Triumfatorem Memoriału Malaka został Bartłomiej Bonk z Budowlanych Opole, który ważąc 104,9 kg, poprawił aż dwa swoje rekordy życiowe - w rwaniu o 5 kg i w dwuboju o 8 kg. Jego dwubojowy wynik 410 kg (190+220) dał mu aż 447,37 pkt według przeliczeniowej tabeli Sinclaira.

Przypomnijmy, że 27-letni Bonk, trzeci sztangista ubiegłorocznego Memoriału Waldemara Malaka, otarł się o medal na mistrzostwach świata 2010 r. w tureckiej Antalyi - zajął tam 4 miejsce, a na tegorocznych mistrzostwach Europy w Kazaniu zdobył brązowy medal.
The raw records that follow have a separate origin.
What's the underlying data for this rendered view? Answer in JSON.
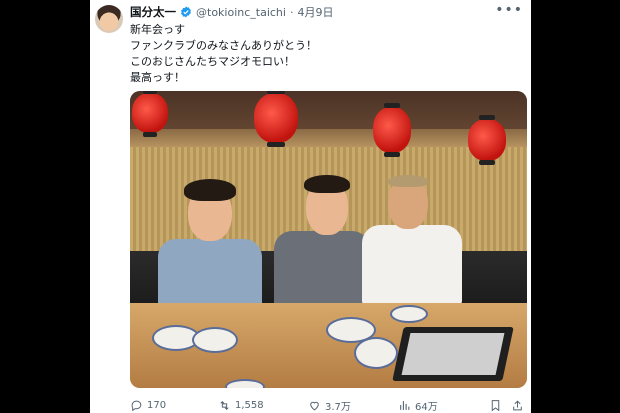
{
  "tweet": {
    "author_name": "国分太一",
    "handle": "@tokioinc_taichi",
    "separator": "·",
    "date": "4月9日",
    "text_lines": [
      "新年会っす",
      "ファンクラブのみなさんありがとう！",
      "このおじさんたちマジオモロい！",
      "最高っす！"
    ],
    "more_icon": "more-horizontal-icon"
  },
  "actions": {
    "replies": "170",
    "retweets": "1,558",
    "likes": "3.7万",
    "views": "64万"
  },
  "colors": {
    "background": "#000000",
    "card": "#ffffff",
    "verified": "#1d9bf0",
    "secondary_text": "#536471",
    "primary_text": "#0f1419"
  }
}
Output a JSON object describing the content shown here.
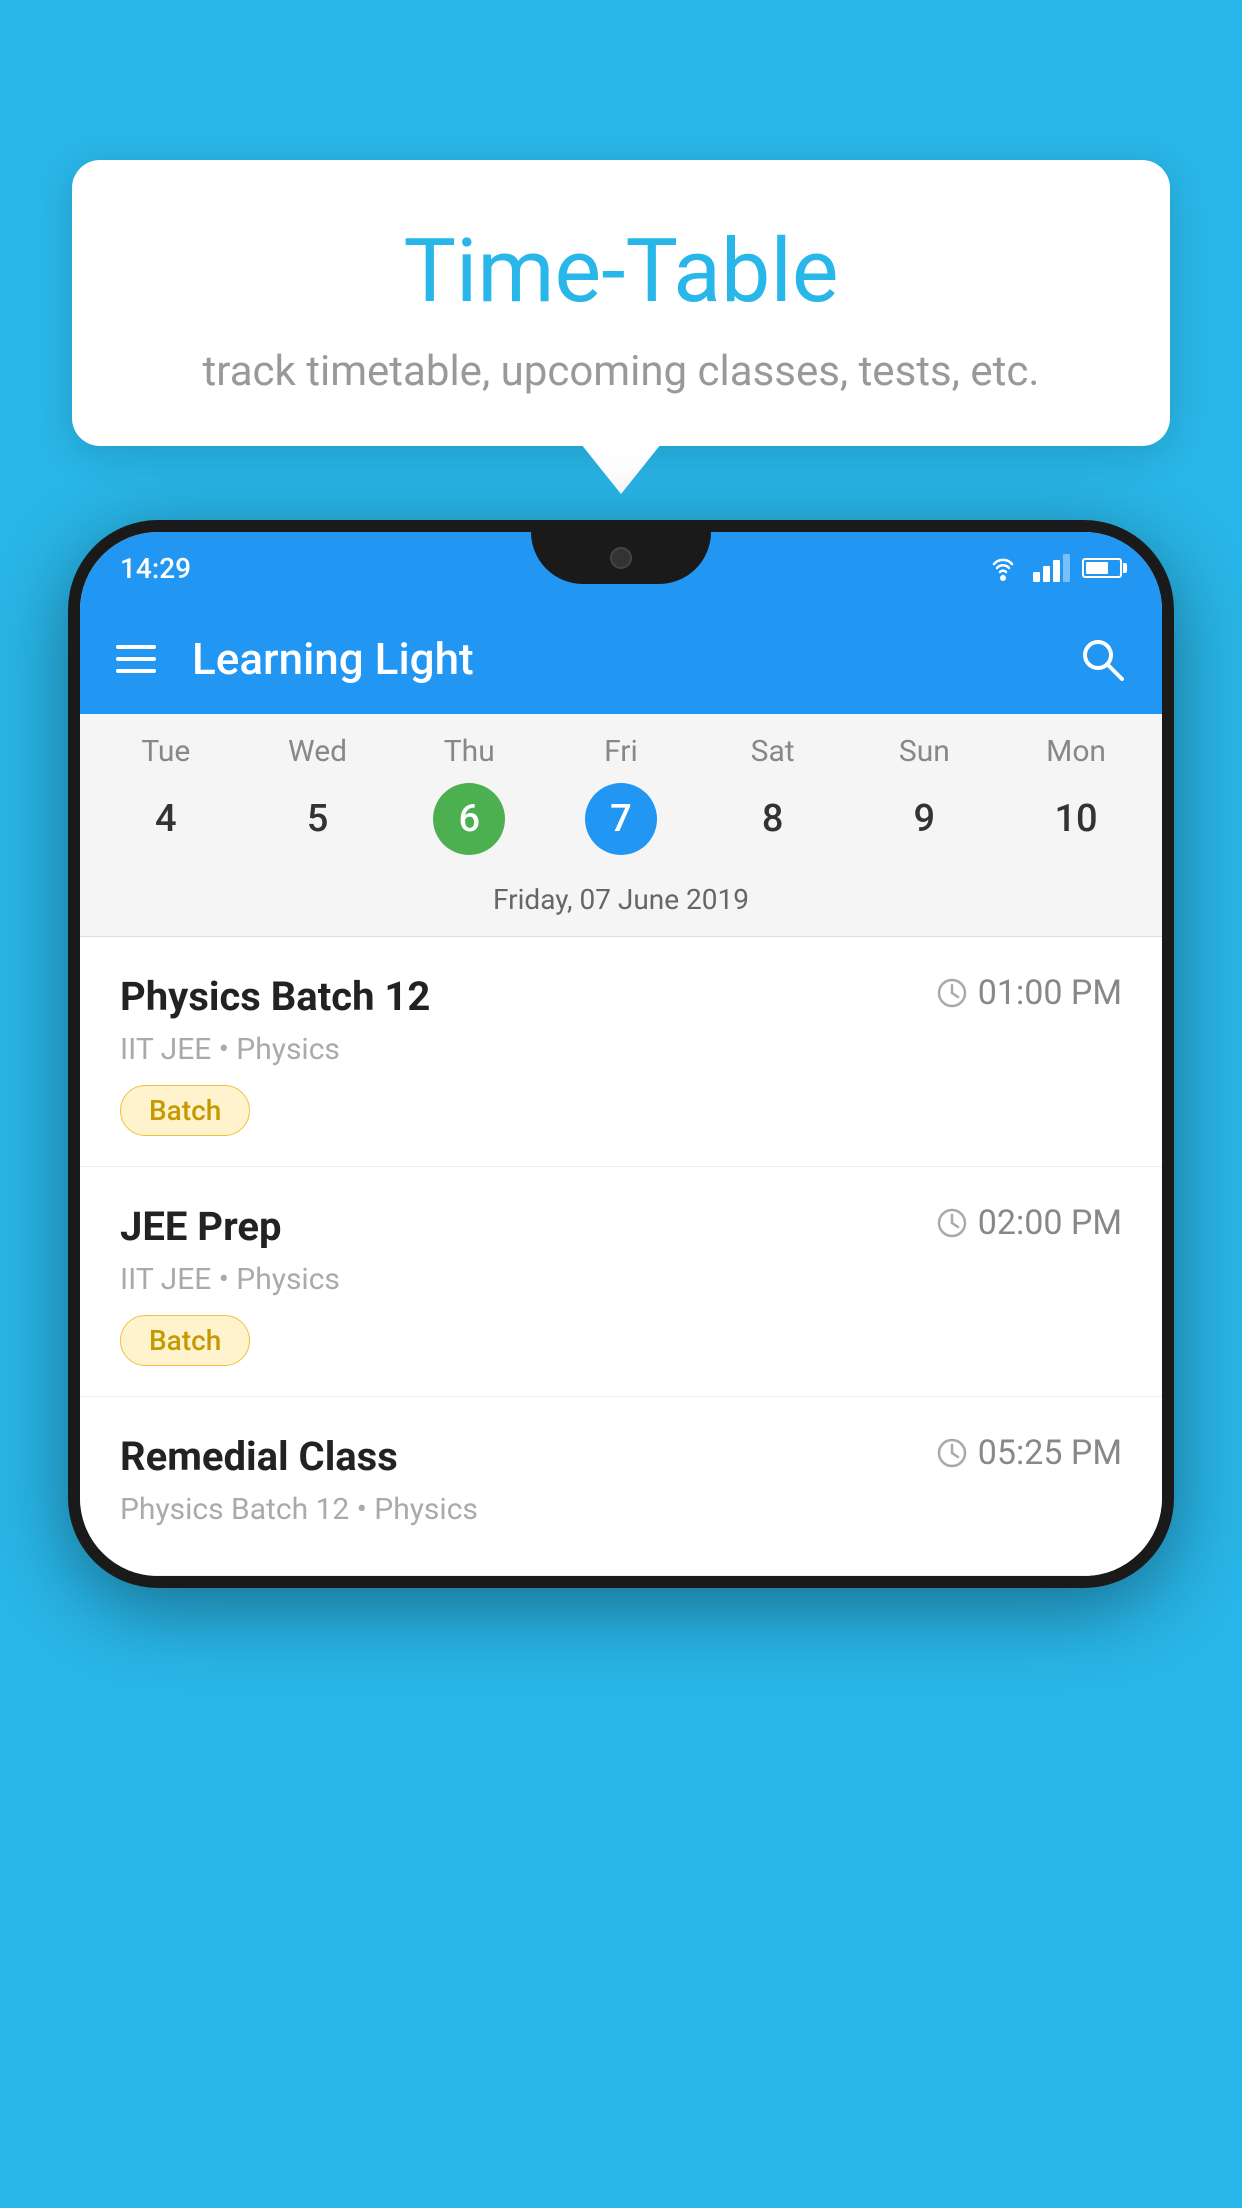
{
  "background_color": "#29b6e8",
  "tooltip": {
    "title": "Time-Table",
    "subtitle": "track timetable, upcoming classes, tests, etc."
  },
  "phone": {
    "status_bar": {
      "time": "14:29"
    },
    "app_bar": {
      "title": "Learning Light"
    },
    "calendar": {
      "days": [
        {
          "name": "Tue",
          "number": "4",
          "state": "normal"
        },
        {
          "name": "Wed",
          "number": "5",
          "state": "normal"
        },
        {
          "name": "Thu",
          "number": "6",
          "state": "today"
        },
        {
          "name": "Fri",
          "number": "7",
          "state": "selected"
        },
        {
          "name": "Sat",
          "number": "8",
          "state": "normal"
        },
        {
          "name": "Sun",
          "number": "9",
          "state": "normal"
        },
        {
          "name": "Mon",
          "number": "10",
          "state": "normal"
        }
      ],
      "selected_date_label": "Friday, 07 June 2019"
    },
    "schedule": [
      {
        "title": "Physics Batch 12",
        "time": "01:00 PM",
        "meta": "IIT JEE • Physics",
        "tag": "Batch"
      },
      {
        "title": "JEE Prep",
        "time": "02:00 PM",
        "meta": "IIT JEE • Physics",
        "tag": "Batch"
      },
      {
        "title": "Remedial Class",
        "time": "05:25 PM",
        "meta": "Physics Batch 12 • Physics",
        "tag": null
      }
    ]
  }
}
Drugie miejsce zajął w memoriale klubowy kolega Bonka, Krzysztof Szramiak - 431,94 pkt, a trzeci był Gruzin z pochodzenia, Arsen Kasabijew z Górnika Polkowice - 420,22 pkt. Mistrz świata z Antalyi Adrian Zieliński (Tarpan Mrocza) był dopiero piąty - 407,27 pkt. Jedyny w tym towarzystwie pomorski sztangista, Igor Wera z Atlety Gdańsk znalazł się w gronie 10 startujących zawodników na 8 pozycji - 368,71 pkt.
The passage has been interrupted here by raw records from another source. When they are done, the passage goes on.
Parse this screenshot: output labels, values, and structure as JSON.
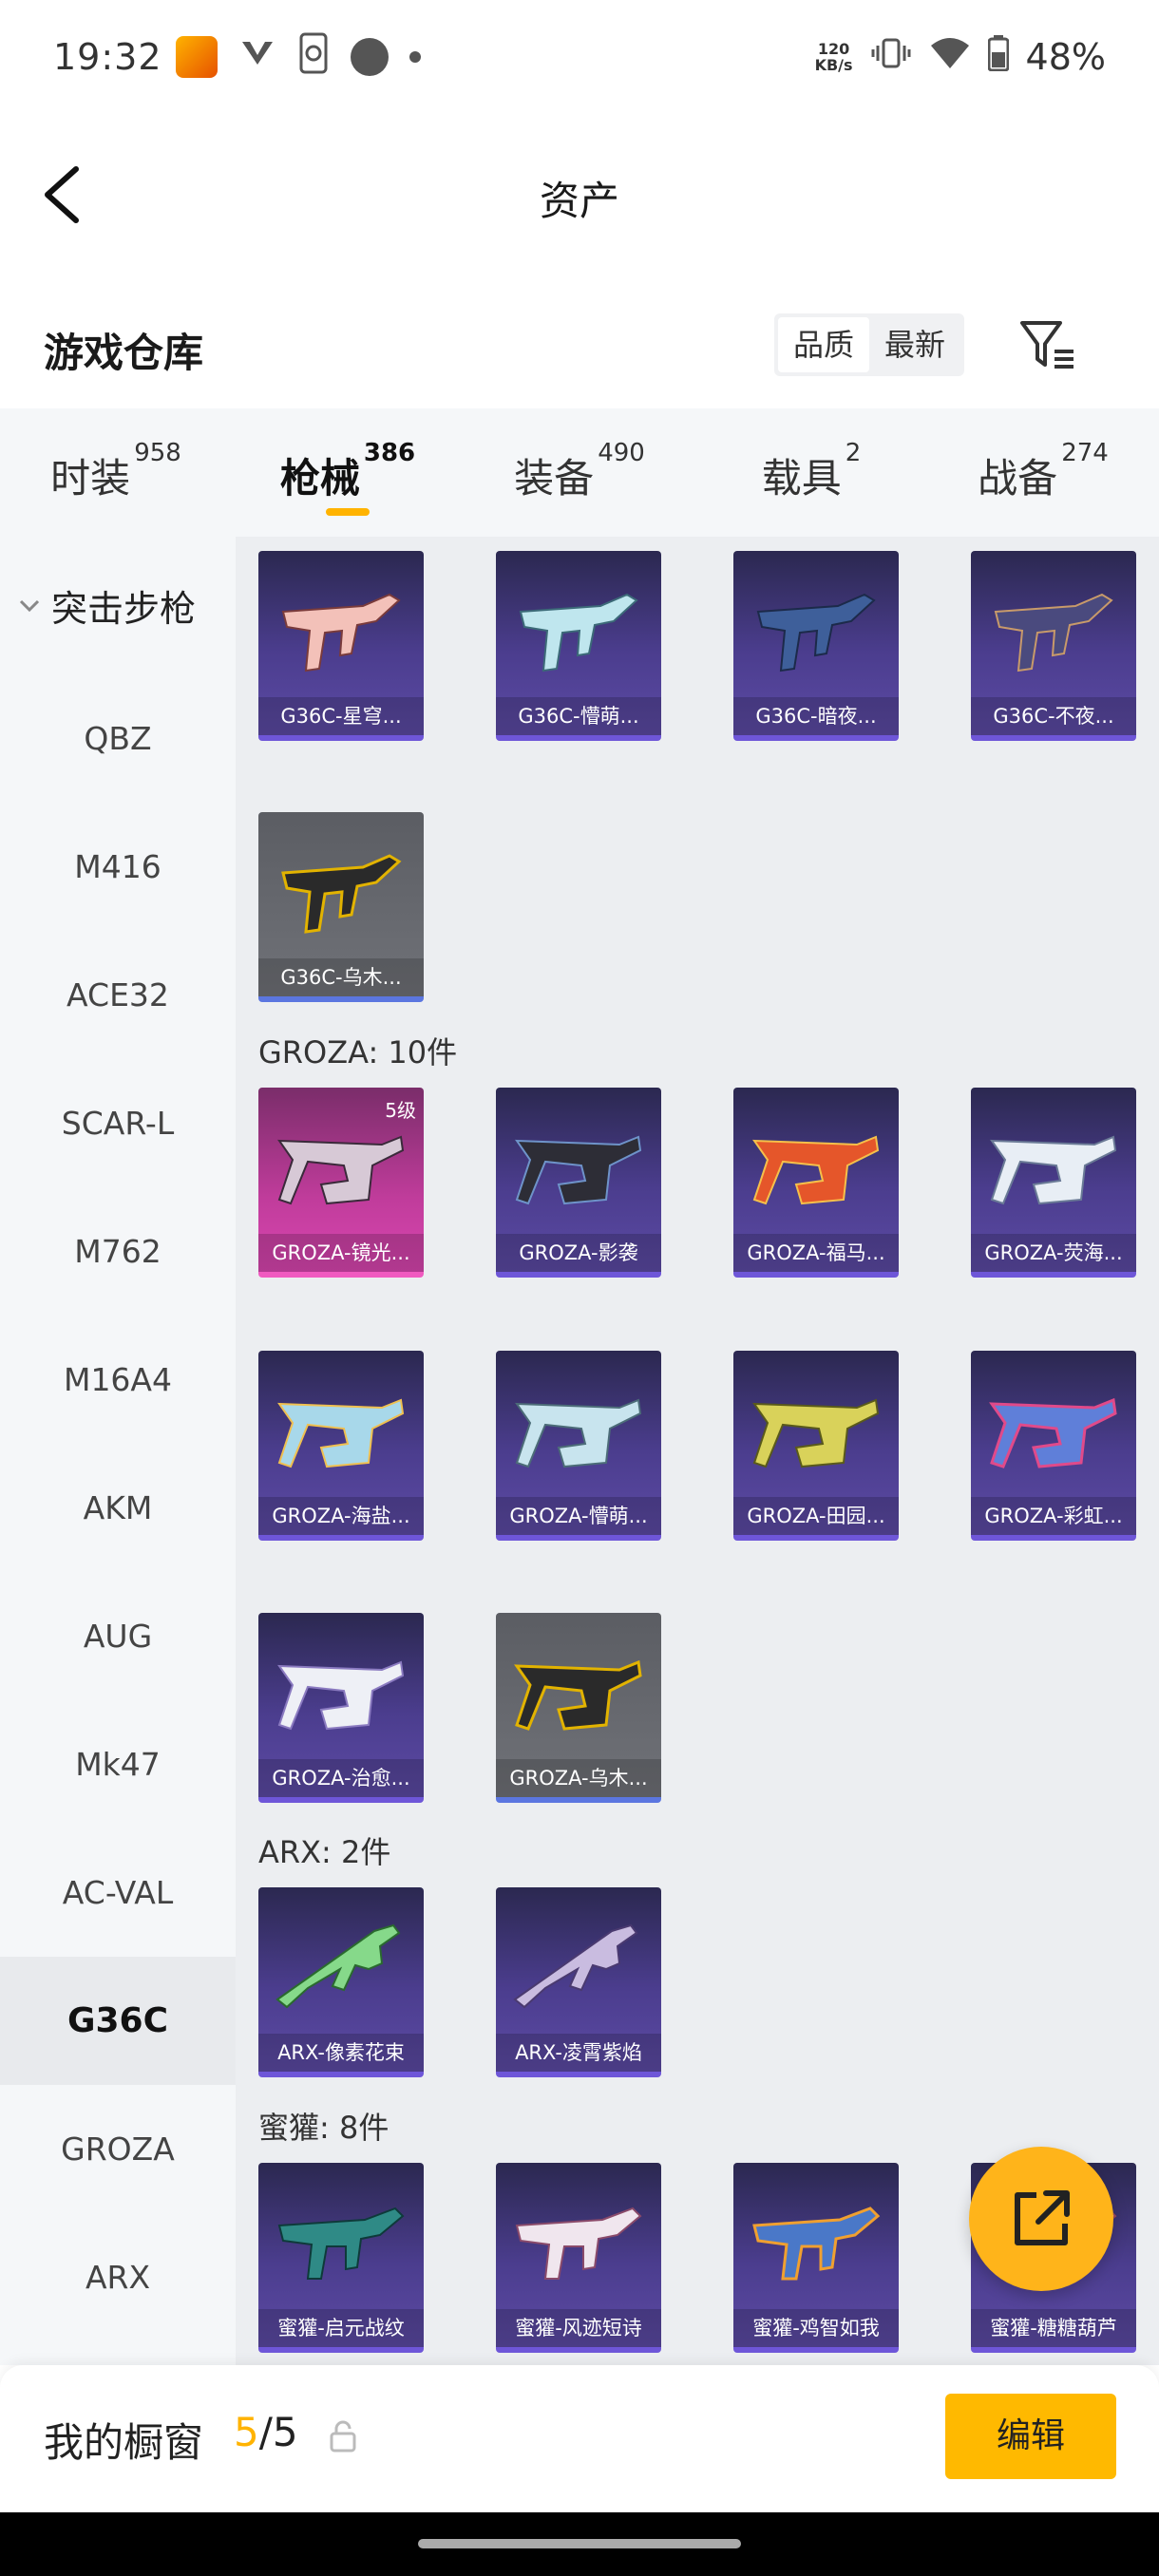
{
  "status_bar": {
    "time": "19:32",
    "net_speed_value": "120",
    "net_speed_unit": "KB/s",
    "battery": "48%",
    "icons": [
      "app-badge-icon",
      "mail-icon",
      "sync-icon",
      "circle-icon",
      "dot-icon",
      "vibrate-icon",
      "wifi-icon",
      "battery-icon"
    ]
  },
  "header": {
    "title": "资产"
  },
  "section": {
    "title": "游戏仓库",
    "sort_options": [
      "品质",
      "最新"
    ],
    "sort_active": "品质"
  },
  "tabs": [
    {
      "label": "时装",
      "count": "958"
    },
    {
      "label": "枪械",
      "count": "386",
      "active": true
    },
    {
      "label": "装备",
      "count": "490"
    },
    {
      "label": "载具",
      "count": "2"
    },
    {
      "label": "战备",
      "count": "274"
    }
  ],
  "sidebar": {
    "category": "突击步枪",
    "items": [
      "QBZ",
      "M416",
      "ACE32",
      "SCAR-L",
      "M762",
      "M16A4",
      "AKM",
      "AUG",
      "Mk47",
      "AC-VAL",
      "G36C",
      "GROZA",
      "ARX"
    ],
    "active": "G36C"
  },
  "groups": {
    "groza_header": "GROZA: 10件",
    "arx_header": "ARX: 2件",
    "honey_header": "蜜獾: 8件"
  },
  "cards": {
    "g36c": [
      "G36C-星穹...",
      "G36C-懵萌...",
      "G36C-暗夜...",
      "G36C-不夜...",
      "G36C-乌木..."
    ],
    "groza": [
      "GROZA-镜光...",
      "GROZA-影袭",
      "GROZA-福马...",
      "GROZA-荧海...",
      "GROZA-海盐...",
      "GROZA-懵萌...",
      "GROZA-田园...",
      "GROZA-彩虹...",
      "GROZA-治愈...",
      "GROZA-乌木..."
    ],
    "groza_level": "5级",
    "arx": [
      "ARX-像素花束",
      "ARX-凌霄紫焰"
    ],
    "honey": [
      "蜜獾-启元战纹",
      "蜜獾-风迹短诗",
      "蜜獾-鸡智如我",
      "蜜獾-糖糖葫芦"
    ]
  },
  "bottom_bar": {
    "showcase_label": "我的橱窗",
    "showcase_used": "5",
    "showcase_total": "/5",
    "edit_label": "编辑"
  },
  "colors": {
    "accent": "#ffb300",
    "card_purple": "#4b3d8e",
    "card_pink": "#c03c9b",
    "card_gray": "#707278"
  }
}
Nie przyjechał do Gdańska częsty bywalec zawodów, awizowany as łotewski Wiktors Szczerbatis, dwukrotny medalista olimpijski. Natomiast ubiegłoroczny triumfator, polski trzykrotny mistrz świata Marcin Dołęga też nie startował, ale był na gdańskiej imprezie, filmował występy zawodników, wśród których zmagali się dwaj jego bracia - Robert (4 miejsce) i Daniel (7 lokata).
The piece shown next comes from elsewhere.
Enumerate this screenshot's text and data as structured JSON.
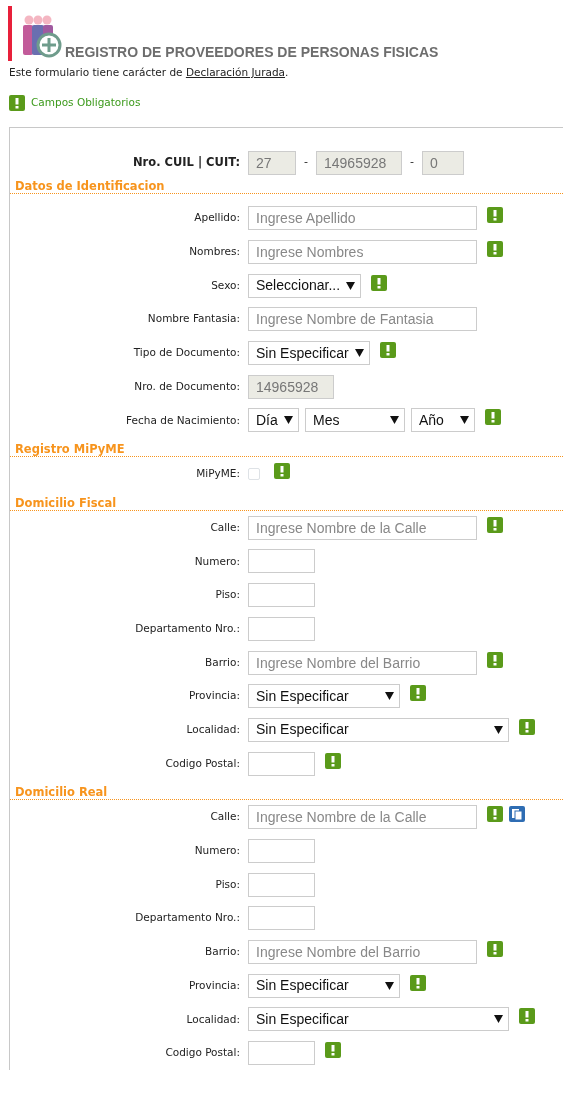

Przed bojami seniorów rywalizowali zaproszeni juniorzy. Pasjonującą walkę o pierwszeństwo stoczył brązowy medalista juniorskich mistrzostw Europy Bartosz Łoziński z AKS Myślibórz z Aleksandrem Choszczem z Atlety Gdańsk, który zajął 7 miejsce na tychże ME. Minimalnie, różnicą jednej dziesiątej punktu, zwyciężył Łoziński.

Podczas memoriału uroczyście podziękowano kończącej zawodniczą karierę sztangistce Ewelinie Zaborowskiej za występy w barwach Atlety Gdańsk na pomostach mistrzostw Polski oraz prestiżowych imprezach europejskich i światowych.

- Chętnie przyjeżdżam na memoriał Malaka, by wraz z kolegami czcić pamięć znakomitego zawodnika, jakim był Waldek - powiedział zwycięzca gdańskich zawodów Bartłomiej Bonk.

Jego zdaniem, impreza jest zawsze świetnie zorganizowana, ma należytą oprawę.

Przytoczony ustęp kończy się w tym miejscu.